Café Society è il 47esimo film di Woody Allen, prima regia in digitale e prima collaborazione con il maestro della fotografia Vittorio Storaro. Allen torna ai suoi amati anni Trenta, al jazz, alla piccola borghesia ebrea newyorkese in un film dal ritmo binario: due città (e due idee dell’America), Los Angeles e New York, e due donne (e due idee della vita e dell’amore), che si chiamano entrambe Veronica.
Bobby (Jesse Eisenberg, spudoratamente alleniano), insoddisfatto dalla sua vita newyorkese emigra a Los Angeles, a caccia della grande occasione. Confida nell’aiuto dello zio Phil (Steve Carell), potente agente delle star hollywoodiane, che gli rimedia lavoretti ma soprattutto gli presenta Veronica detta Vonnie (Kristen Stewart), di cui Bobby s’innamora perdutamente. Ma lei ama un uomo sposato. Andati in frantumi i sogni d’amore e di carriera, Bobby torna a New York e col fratello Ben (Corey Stoll) – che è un gangster, ma in famiglia tutti fanno finta di niente – apre un locale che diventa di tendenza. Bobby conosce un’altra Veronica (la radiosa Blake Lively) e cambia vita. Finché Vonnie non ricompare a New York.
Café Society è un film sulle ambizioni, la fallacia dei sogni, quel mistero imponderabile e incerto che è l’amore. Eppure fatichiamo a unirci al generale plauso della critica, probabilmente per nostra refrattarietà alla poetica e allo stile alleniani. Di cui pure abbiamo apprezzato soprattutto quel pugno di commedie tragiche e malinconiche degli anni Ottanta (Broadway Danny Rose, Radio days), in cui il suo caratteristico gusto comico del paradosso si fondeva compiutamente col sottofondo serio delle storie.
Café Society, invece, sembra una sorta di bignami dell’Allen migliore, di cui ripropone molti temi in maniera sintetica e, verrebbe da dire, superficiale. Vonnie illustra l’anima di Los Angeles al nuovo arrivato Bobby mostrandogli le facciate delle ville dei divi del cinema a Beverly Hills. Forse Woody Allen vuole velenosamente suggerire che basta quello per comprendere la natura fasulla del mondo dorato delle star. Ma resta il dubbio che sia Allen a stazionare sulla superficie, accontentandosi di affermare apoditticamente l’ipocrisia, l’arrivismo, la competitività di una Hollywood che vediamo poco, per scorci pallidissimi ed esangui.

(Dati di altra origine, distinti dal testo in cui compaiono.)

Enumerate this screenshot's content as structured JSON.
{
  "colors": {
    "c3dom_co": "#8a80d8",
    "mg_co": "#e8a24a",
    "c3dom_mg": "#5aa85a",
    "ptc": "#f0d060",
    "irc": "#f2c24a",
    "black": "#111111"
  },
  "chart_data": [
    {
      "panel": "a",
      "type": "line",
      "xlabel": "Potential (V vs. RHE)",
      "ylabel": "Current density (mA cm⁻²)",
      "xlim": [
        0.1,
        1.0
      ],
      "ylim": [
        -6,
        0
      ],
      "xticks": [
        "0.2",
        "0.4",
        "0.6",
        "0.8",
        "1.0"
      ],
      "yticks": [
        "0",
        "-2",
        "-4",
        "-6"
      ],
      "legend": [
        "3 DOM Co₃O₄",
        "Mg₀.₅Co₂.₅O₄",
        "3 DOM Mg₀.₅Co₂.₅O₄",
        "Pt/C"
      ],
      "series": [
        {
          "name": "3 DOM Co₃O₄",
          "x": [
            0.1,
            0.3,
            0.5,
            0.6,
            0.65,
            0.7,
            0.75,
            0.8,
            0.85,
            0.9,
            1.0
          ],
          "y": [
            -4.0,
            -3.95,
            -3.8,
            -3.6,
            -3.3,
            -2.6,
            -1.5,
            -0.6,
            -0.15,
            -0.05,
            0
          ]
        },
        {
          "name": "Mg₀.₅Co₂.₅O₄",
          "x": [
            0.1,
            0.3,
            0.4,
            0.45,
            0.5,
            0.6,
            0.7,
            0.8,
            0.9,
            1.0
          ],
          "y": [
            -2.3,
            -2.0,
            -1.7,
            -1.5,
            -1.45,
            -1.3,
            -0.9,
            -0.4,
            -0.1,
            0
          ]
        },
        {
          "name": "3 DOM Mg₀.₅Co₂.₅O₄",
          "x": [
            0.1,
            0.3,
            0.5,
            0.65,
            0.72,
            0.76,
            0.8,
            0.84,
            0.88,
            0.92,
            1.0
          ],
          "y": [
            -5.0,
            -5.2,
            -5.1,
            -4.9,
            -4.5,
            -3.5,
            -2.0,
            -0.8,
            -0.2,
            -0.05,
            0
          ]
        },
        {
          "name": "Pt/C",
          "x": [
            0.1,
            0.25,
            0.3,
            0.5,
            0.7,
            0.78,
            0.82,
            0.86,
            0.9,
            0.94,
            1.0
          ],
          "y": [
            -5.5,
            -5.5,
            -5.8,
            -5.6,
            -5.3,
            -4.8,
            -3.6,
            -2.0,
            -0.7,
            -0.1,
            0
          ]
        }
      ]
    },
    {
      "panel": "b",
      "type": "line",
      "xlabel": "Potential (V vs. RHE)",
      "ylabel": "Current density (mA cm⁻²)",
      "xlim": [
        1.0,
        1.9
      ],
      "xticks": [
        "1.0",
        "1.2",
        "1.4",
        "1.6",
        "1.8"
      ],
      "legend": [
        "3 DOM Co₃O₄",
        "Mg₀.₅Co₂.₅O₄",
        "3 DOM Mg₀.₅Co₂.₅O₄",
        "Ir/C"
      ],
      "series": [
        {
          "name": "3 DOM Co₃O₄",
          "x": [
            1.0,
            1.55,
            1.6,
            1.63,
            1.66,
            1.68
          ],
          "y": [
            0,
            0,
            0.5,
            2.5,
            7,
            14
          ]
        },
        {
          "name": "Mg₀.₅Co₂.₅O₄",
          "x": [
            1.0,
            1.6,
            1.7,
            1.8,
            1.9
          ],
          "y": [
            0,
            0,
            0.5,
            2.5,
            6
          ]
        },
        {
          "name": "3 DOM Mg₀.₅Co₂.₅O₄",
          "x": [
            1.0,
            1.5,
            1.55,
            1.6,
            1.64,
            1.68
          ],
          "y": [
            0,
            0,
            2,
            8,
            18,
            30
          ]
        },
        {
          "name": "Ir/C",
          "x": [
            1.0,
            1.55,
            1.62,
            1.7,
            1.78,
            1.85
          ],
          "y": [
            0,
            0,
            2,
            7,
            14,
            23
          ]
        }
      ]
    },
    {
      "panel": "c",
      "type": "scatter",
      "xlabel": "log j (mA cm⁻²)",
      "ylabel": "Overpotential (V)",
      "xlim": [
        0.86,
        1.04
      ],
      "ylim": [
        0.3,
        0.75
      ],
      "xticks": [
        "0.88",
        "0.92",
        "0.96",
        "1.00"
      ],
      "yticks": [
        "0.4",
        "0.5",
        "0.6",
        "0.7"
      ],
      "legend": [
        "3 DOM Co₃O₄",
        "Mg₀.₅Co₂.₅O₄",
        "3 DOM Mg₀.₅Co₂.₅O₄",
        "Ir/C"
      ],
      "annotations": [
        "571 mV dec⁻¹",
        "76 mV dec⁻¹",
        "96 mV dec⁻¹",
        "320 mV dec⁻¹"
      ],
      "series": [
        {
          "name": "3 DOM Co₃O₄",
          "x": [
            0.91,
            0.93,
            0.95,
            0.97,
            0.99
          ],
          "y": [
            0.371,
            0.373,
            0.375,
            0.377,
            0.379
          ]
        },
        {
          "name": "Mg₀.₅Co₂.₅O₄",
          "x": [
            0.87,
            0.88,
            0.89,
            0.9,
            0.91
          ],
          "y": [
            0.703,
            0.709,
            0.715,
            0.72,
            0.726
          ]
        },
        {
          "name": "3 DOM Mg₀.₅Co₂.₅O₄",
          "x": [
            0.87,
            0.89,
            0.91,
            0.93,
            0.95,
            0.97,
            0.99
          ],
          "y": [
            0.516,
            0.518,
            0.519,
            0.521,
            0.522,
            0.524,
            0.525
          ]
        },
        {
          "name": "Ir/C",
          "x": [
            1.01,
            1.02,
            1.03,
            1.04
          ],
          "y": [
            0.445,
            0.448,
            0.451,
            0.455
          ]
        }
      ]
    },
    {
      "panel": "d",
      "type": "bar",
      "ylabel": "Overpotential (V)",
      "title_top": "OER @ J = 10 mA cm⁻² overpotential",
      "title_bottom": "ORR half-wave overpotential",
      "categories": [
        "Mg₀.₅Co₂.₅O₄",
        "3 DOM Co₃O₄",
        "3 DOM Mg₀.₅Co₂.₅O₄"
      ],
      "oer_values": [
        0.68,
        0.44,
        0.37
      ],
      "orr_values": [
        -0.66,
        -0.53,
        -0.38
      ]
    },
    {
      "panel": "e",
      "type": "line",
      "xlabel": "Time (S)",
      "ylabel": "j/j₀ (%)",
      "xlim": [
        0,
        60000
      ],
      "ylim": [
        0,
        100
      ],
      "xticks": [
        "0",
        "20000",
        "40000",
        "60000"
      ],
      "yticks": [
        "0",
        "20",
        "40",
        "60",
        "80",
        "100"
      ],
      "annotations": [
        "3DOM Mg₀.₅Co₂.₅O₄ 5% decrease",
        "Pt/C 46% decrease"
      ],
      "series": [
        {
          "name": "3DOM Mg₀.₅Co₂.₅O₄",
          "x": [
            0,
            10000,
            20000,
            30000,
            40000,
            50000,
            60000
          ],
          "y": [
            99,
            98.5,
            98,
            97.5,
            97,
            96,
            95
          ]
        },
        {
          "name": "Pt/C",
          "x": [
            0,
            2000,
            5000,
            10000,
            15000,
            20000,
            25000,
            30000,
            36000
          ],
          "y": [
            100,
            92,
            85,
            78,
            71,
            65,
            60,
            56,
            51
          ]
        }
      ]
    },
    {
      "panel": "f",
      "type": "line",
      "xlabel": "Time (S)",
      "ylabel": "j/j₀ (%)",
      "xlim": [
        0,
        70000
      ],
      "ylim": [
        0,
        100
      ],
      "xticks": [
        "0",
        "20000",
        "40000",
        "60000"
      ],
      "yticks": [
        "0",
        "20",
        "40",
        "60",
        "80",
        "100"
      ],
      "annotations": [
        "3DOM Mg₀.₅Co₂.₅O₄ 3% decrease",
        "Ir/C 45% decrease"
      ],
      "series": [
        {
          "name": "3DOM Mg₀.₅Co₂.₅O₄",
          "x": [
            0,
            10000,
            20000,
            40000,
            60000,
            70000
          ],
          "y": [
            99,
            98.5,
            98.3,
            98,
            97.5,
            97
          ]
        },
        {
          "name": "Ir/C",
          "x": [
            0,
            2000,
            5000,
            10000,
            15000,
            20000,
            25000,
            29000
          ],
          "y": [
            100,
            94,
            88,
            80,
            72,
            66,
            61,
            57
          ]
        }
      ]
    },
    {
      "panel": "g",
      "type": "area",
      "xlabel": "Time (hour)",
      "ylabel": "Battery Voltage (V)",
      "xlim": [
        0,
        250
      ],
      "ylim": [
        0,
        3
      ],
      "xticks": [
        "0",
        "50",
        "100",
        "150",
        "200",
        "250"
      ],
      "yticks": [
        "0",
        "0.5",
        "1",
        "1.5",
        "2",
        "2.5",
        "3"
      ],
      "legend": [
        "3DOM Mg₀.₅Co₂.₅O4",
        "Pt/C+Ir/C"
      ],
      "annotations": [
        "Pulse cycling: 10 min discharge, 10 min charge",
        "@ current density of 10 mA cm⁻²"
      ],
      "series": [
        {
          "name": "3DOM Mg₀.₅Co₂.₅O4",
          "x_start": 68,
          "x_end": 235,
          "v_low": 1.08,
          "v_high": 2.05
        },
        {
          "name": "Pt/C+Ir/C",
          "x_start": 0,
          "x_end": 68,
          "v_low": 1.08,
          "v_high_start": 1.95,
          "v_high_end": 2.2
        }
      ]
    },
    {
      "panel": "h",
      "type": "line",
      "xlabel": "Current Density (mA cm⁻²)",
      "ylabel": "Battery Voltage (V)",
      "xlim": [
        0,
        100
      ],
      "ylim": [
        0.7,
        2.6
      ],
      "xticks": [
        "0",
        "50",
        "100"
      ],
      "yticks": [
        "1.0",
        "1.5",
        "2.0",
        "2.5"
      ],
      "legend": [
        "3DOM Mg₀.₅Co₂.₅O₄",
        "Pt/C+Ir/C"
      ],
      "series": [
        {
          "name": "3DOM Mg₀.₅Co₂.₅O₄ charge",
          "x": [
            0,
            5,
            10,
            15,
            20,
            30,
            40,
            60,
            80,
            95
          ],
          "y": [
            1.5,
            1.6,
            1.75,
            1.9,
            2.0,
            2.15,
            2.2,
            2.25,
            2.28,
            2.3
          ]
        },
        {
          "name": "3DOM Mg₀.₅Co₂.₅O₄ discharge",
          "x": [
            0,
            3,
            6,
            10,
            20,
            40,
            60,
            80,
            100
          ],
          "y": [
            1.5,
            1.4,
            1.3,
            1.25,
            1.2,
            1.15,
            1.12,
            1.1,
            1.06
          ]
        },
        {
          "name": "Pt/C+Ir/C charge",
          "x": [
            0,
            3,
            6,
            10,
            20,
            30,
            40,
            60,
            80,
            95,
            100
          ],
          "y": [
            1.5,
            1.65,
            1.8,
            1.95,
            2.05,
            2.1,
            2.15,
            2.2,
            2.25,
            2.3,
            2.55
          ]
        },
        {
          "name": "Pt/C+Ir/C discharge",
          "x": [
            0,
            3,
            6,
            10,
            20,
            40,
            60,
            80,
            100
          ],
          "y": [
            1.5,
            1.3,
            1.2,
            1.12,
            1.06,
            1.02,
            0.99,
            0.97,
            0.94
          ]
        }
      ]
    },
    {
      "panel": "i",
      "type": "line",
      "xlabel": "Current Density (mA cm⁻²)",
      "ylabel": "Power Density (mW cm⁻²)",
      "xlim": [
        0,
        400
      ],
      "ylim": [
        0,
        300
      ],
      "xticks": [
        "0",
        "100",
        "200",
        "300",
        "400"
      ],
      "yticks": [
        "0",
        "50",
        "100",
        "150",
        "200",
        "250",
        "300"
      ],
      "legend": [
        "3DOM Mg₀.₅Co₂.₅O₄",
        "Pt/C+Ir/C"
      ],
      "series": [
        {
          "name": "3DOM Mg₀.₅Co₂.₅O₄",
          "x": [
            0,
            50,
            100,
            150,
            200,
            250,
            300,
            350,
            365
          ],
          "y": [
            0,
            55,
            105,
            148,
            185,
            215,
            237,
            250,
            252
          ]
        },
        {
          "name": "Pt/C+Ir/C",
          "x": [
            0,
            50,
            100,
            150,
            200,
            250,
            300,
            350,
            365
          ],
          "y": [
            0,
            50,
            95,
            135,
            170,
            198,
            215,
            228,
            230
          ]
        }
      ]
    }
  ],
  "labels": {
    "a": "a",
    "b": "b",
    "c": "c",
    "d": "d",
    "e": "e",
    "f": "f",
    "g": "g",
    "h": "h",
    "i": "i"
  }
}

Allo stesso modo Café Society è popolato di fantasmi: si citano continuamente la Garbo, Errol Flynn, Paul Muni, senza che uno di questi divi si materializzi, a parte un Rodolfo Valentino in fotografia e Barbara Stanwyck in un vecchio film. Questo non perché volessimo assistere a una grottesca galleria di sosia delle star del tempo che fu, ma per la necessità di dare corpo e sostanza a una realtà continuamente richiamata e mai mostrata.
Lo stesso succede una volta tornati a New York. Gli eleganti movimenti della macchina da presa svelano il bel mondo che affolla il locale di Bobby e Ben, mentre la voce fuori campo dello stesso Allen ci spiega il chi, il cosa, il come di tutti quei volti ignoti. Café Society non è un film di accadimenti, ma di puntigliosi resoconti, oberato da una coazione a dire che non si arresta mai. Bobby non riesce a trattenersi nemmeno quando, dopo anni, è finalmente di nuovo solo con la Vonnie dei suoi sogni, e prima di baciarla le dice: “Siamo soli a Central Park con la luce che disegna i palazzi”.
Come se ci fosse bisogno di descrivere a parole ciò che tutti chiaramente vediamo per farlo esistere davvero. Come se il cinema fosse solo la variante imperfetta di quel romanzo fitzgeraldiano che è forse l’aspirazione segreta di Woody Allen. Ma Café Society, nonostante l’esibizione di un universo tematico che ruota intorno allo struggimento sentimentale, l’ambizione e il crollo delle aspettative, lambisce solo la superficie di quel romanzo agognato.